Noah Smith mused about a subject I’m interested in – the fundamental conceptual issues at the nature of saving – in a way I like to muse about it – thought experiments – so how could I not deconstruct his post in excruciating detail?

Specifically, I’d like to focus on the economy of his deer hunter (one of many, in his example, but just one for this purpose): a man who lives, alone, in the woods, hunting deer. I’m going to break this down as much as I can while abstracting away the non-deer parts of his economy (shelter, clothing, tools, etc). Because the deer hunter is an economy – and while he might be an economy of only one human, who we’ll call Vronsky -, we can productively and fruitfully view him as a vertically-integrated economy, and break him down into four sectors:

1) A firm that hunts deer. The firm locates as many deer as possible and kills them, then sells them to the next sector. It has most fixed costs (labor to hunt deer) and therefore pays relatively fixed wages, the rest collected as profit.
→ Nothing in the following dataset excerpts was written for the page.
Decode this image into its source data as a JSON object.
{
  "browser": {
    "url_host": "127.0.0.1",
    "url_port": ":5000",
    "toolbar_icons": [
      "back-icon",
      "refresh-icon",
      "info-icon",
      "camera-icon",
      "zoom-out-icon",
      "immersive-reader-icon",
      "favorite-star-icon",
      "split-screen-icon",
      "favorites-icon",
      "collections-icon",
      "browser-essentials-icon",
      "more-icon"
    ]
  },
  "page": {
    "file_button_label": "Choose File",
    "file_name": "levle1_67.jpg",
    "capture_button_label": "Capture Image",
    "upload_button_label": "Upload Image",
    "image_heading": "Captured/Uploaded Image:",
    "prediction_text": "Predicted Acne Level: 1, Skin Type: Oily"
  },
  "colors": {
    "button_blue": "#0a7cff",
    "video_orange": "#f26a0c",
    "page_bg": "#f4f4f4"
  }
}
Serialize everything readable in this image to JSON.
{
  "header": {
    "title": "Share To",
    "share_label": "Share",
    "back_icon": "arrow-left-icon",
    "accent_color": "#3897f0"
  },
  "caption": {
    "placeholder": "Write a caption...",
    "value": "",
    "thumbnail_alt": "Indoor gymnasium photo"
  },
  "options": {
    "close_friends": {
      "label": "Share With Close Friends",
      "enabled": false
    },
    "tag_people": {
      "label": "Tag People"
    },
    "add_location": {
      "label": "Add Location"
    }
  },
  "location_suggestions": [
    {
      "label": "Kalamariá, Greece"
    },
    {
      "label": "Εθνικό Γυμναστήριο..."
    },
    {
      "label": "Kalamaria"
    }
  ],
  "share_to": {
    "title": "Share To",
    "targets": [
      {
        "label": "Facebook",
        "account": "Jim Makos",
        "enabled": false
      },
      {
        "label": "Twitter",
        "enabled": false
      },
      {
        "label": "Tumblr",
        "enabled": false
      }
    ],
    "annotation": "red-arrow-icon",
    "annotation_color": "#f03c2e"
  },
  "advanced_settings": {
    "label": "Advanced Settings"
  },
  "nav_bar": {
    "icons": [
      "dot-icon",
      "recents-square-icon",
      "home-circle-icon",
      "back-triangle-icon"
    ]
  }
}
2) A firm that processes dead deer into venison. This firm always purchases all the deer killed by the first firm, and always sells all of its venison to the next two sectors. It has more variable wages (because it has variable labor as its primary input) and takes the rest as profit.

3) A firm that stores processed deer. This firm always buys all the surplus venison produced by the processing firm, salts it, and stores it until there is a market for it. We will discuss its economy in more detail below.

4) The consumer. It always buys a certain amount of venison (let’s call it C) no matter what.

Now, in actuality, all these firms are the same person – Vronsky, who owns all the firms, provides all the labor, and collects all the wages and profits (which he then proceeds to, largely, eat). But we can break the internal economy of his life away from Williamson-ian integration and imagine a market that works something like this:

There are flush years and lean years – periods, that is, in which D (the amount of deer caught by the hunting firm) is either greater than or less than C. Let’s see what happens in a flush year.

The first firm kills some amount of deer, D, that is bigger than C (we’ll call it C + S). It sells C + S deer to the second firm, pays its wages, and collects profit (let’s imagine the firm breaks even in years when D = C).

The second firm processes all the deer into venison, and sells C venison to the consumer and S to the third firm. This firm always breaks even because its labor varies in direct proportion to its production which varies in direct proportion to the available venison.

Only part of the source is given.